The ¾-cup serving is one reason why no ice cream cups met our 100-calorie limit for a Better Bite rating. Most Edy’s or Dreyer’s Slow Churned Light ice cream, Slow Churned Yogurt Blends, and Fun Flavors, for example, pack around 200 calories.

Instead, try a Häagen-Dazs Vanilla Frozen Yogurt or any Skinny Cow or Weight Watchers low-fat ice cream cup. Each clocks in at around 150 calories. If you like sorbet, Ciao Bella and Häagen-Dazs keep the calories under 150 by using a 3½-oz. cup.

Creamsicles Grow Up
The classic Creamsicle— a core of low-fat vanilla ice cream surrounded by orange-flavored sherbet—has 100 calories, some 2½ teaspoons of added sugar, and ½ gram of saturated fat. (Smaller versions have 50 to 70 calories.)


Orange juice concentrate replaces some sugar.
But some companies have updated the design. Dryer’s or Edy’s Orange & Cream Fruit Bars, for example, replace some sugar with orange juice concentrate. And Fruitfull and Chunks O’ Fruti cream bars swirl fruit or fruit purée with milk or cream plus sugar.
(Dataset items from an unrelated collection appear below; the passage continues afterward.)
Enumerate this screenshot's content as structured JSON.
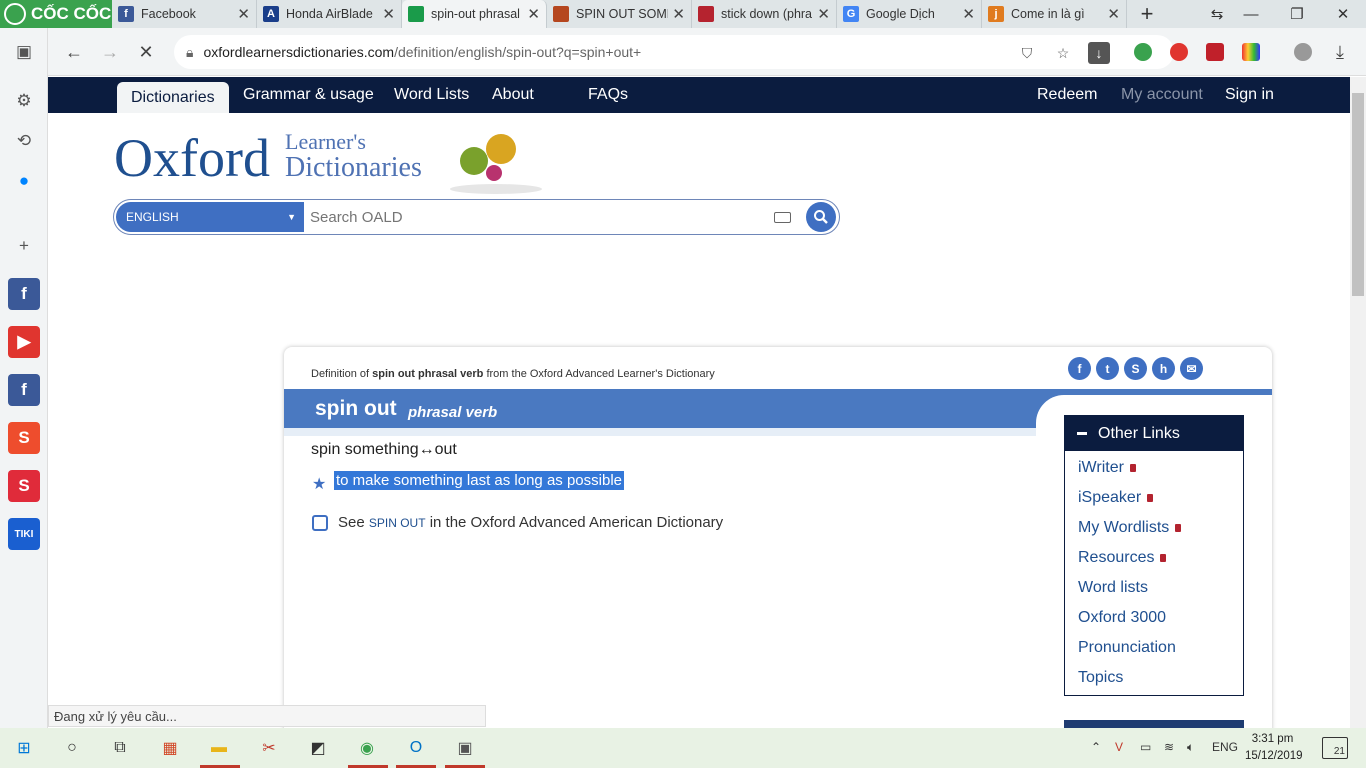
{
  "browser": {
    "brand": "CỐC CỐC",
    "tabs": [
      {
        "label": "Facebook",
        "favicon": "facebook-icon",
        "color": "#3b5998"
      },
      {
        "label": "Honda AirBlade",
        "favicon": "ab-icon",
        "color": "#1a3e8a"
      },
      {
        "label": "spin-out phrasal",
        "favicon": "oxford-flag-icon",
        "color": "#1a9b4a",
        "active": true
      },
      {
        "label": "SPIN OUT SOME",
        "favicon": "cambridge-icon",
        "color": "#b5471f"
      },
      {
        "label": "stick down (phra",
        "favicon": "book-icon",
        "color": "#b5232f"
      },
      {
        "label": "Google Dịch",
        "favicon": "google-translate-icon",
        "color": "#4285f4"
      },
      {
        "label": "Come in là gì",
        "favicon": "j-icon",
        "color": "#e07b1f"
      }
    ],
    "url_host": "oxfordlearnersdictionaries.com",
    "url_path": "/definition/english/spin-out?q=spin+out+"
  },
  "site_nav": {
    "left": [
      "Dictionaries",
      "Grammar & usage",
      "Word Lists",
      "About",
      "FAQs"
    ],
    "right": [
      "Redeem",
      "My account",
      "Sign in"
    ]
  },
  "logo": {
    "oxford": "Oxford",
    "line1": "Learner's",
    "line2": "Dictionaries"
  },
  "search": {
    "language": "ENGLISH",
    "placeholder": "Search OALD"
  },
  "entry": {
    "definition_of_prefix": "Definition of ",
    "definition_of_bold": "spin out phrasal verb",
    "definition_of_suffix": " from the Oxford Advanced Learner's Dictionary",
    "headword": "spin out",
    "pos": "phrasal verb",
    "phrasal": "spin something↔out",
    "definition": "to make something last as long as possible",
    "see_prefix": "See ",
    "see_link": "SPIN OUT",
    "see_suffix": " in the Oxford Advanced American Dictionary"
  },
  "share_icons": [
    "facebook-icon",
    "twitter-icon",
    "stumbleupon-icon",
    "hi5-icon",
    "email-icon"
  ],
  "other_links": {
    "title": "Other Links",
    "items": [
      {
        "label": "iWriter",
        "locked": true
      },
      {
        "label": "iSpeaker",
        "locked": true
      },
      {
        "label": "My Wordlists",
        "locked": true
      },
      {
        "label": "Resources",
        "locked": true
      },
      {
        "label": "Word lists",
        "locked": false
      },
      {
        "label": "Oxford 3000",
        "locked": false
      },
      {
        "label": "Pronunciation",
        "locked": false
      },
      {
        "label": "Topics",
        "locked": false
      }
    ]
  },
  "status_bar": "Đang xử lý yêu cầu...",
  "taskbar": {
    "lang": "ENG",
    "time": "3:31 pm",
    "date": "15/12/2019",
    "notifications": "21"
  },
  "colors": {
    "nav_dark": "#0b1c3f",
    "accent_blue": "#4a79c1",
    "link": "#1f4f8f",
    "selection": "#3478d8"
  }
}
Fruitfull and Chunks O’ Fruti may be 45 to 60 percent fruit, as the companies claim, but roughly two-thirds of their sugar comes from added fructose and table sugar, not from the naturally occurring sugar in fruit and milk.
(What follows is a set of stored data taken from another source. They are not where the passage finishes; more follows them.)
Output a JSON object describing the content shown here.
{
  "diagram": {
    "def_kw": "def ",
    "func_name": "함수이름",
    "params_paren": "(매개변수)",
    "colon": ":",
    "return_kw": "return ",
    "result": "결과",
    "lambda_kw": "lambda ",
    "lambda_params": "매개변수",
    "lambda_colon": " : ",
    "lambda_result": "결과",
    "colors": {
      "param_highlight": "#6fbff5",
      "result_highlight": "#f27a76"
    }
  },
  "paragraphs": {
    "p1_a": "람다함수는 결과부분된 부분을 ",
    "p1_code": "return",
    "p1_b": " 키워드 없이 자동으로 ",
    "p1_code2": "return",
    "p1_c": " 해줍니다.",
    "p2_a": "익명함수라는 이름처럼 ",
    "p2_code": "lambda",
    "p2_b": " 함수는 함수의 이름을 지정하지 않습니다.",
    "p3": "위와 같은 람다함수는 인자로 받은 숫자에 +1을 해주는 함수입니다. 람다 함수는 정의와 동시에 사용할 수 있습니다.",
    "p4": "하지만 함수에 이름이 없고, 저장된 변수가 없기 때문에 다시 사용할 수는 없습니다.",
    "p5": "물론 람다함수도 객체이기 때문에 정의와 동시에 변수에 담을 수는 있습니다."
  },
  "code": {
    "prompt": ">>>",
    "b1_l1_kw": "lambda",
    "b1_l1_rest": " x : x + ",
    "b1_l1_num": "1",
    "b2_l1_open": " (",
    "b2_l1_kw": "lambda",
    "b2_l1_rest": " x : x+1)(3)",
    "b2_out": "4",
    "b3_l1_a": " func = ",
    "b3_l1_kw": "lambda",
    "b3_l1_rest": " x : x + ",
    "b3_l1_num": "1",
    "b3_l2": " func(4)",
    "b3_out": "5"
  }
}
Bottom line: Enjoy your fruit-and-cream bar. Just don’t confuse it with a piece of real fruit.

How Sweet It Is
“Good Source of Antioxidant Vitamin C,” says the label of Breyers Pure Fruit bars. Oh, please.
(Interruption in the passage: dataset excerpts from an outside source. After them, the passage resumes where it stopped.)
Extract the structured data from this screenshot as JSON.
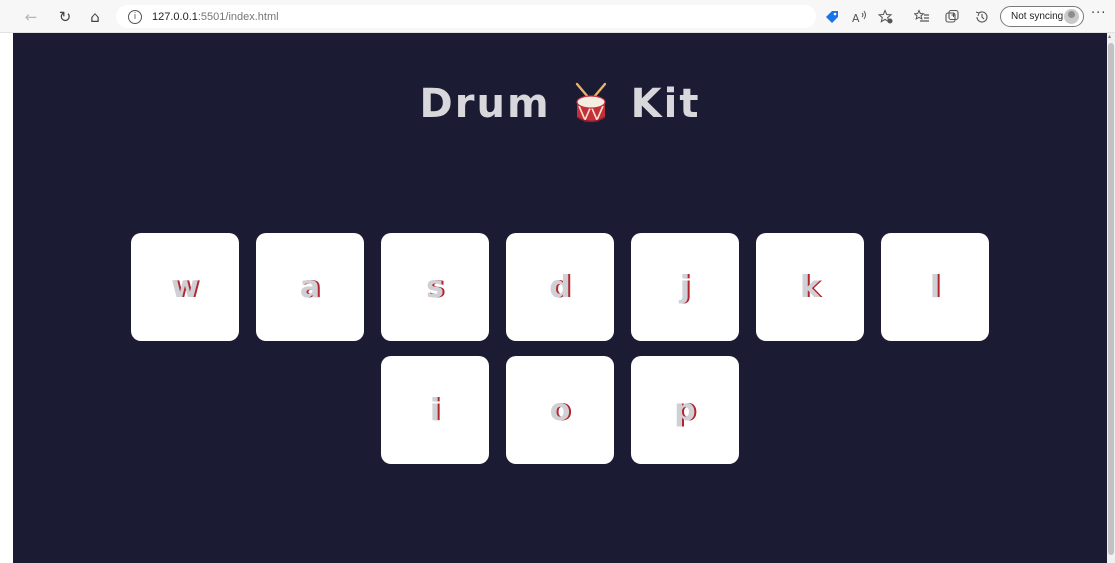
{
  "browser": {
    "back_icon": "←",
    "reload_icon": "↻",
    "home_icon": "⌂",
    "info_icon": "i",
    "url_host": "127.0.0.1",
    "url_path": ":5501/index.html",
    "sync_label": "Not syncing",
    "more_icon": "···",
    "toolbar_icons": [
      "tag-icon",
      "read-aloud-icon",
      "favorite-icon",
      "favorites-icon",
      "collections-icon",
      "history-icon"
    ]
  },
  "page": {
    "background": "#1b1b33",
    "title_left": "Drum",
    "title_right": "Kit",
    "title_color": "#d8d8dc",
    "key_shadow_color": "#b3242c"
  },
  "drums": {
    "row1": [
      "w",
      "a",
      "s",
      "d",
      "j",
      "k",
      "l"
    ],
    "row2": [
      "i",
      "o",
      "p"
    ]
  }
}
Refreshing, but only 25 percent fruit.
Pure Fruit bars have just 40 calories, which is a plus. But let’s be honest. They’ve got added sugar, so they’re not pure fruit. As for the antioxidants, the company wouldn’t tell us how much (or, more likely, how little) pomegranate juice you get in the Pure Fruit Pomegranate Blends. And while vitamin C is an antioxidant, so far there’s no good evidence that it prevents heart disease, cancer, or other illness.

Pure Fruit isn’t alone. Dreyer’s or Edy’s Antioxidant Fruit Bars boast that they’re “made with super fruits.” But there’s little evidence that elderberry and black currant juice concentrates are more “super” than other concentrates. And so far, only two preliminary studies in people suggest that pomegranate juice may slow prostate cancer or heart disease. So don’t assume that the juice—much less a frozen sugar-and-fruit concoction—can save your life.

If fruit appears above sugar in the ingredient list (as it does in Whole Fruit Strawberry and Mango), don’t be impressed. When a bar contains different kinds of sugar—say, table sugar and corn syrup solids—they’re listed separately, so each appears after fruit. If the sugars were lumped together, they might be listed first.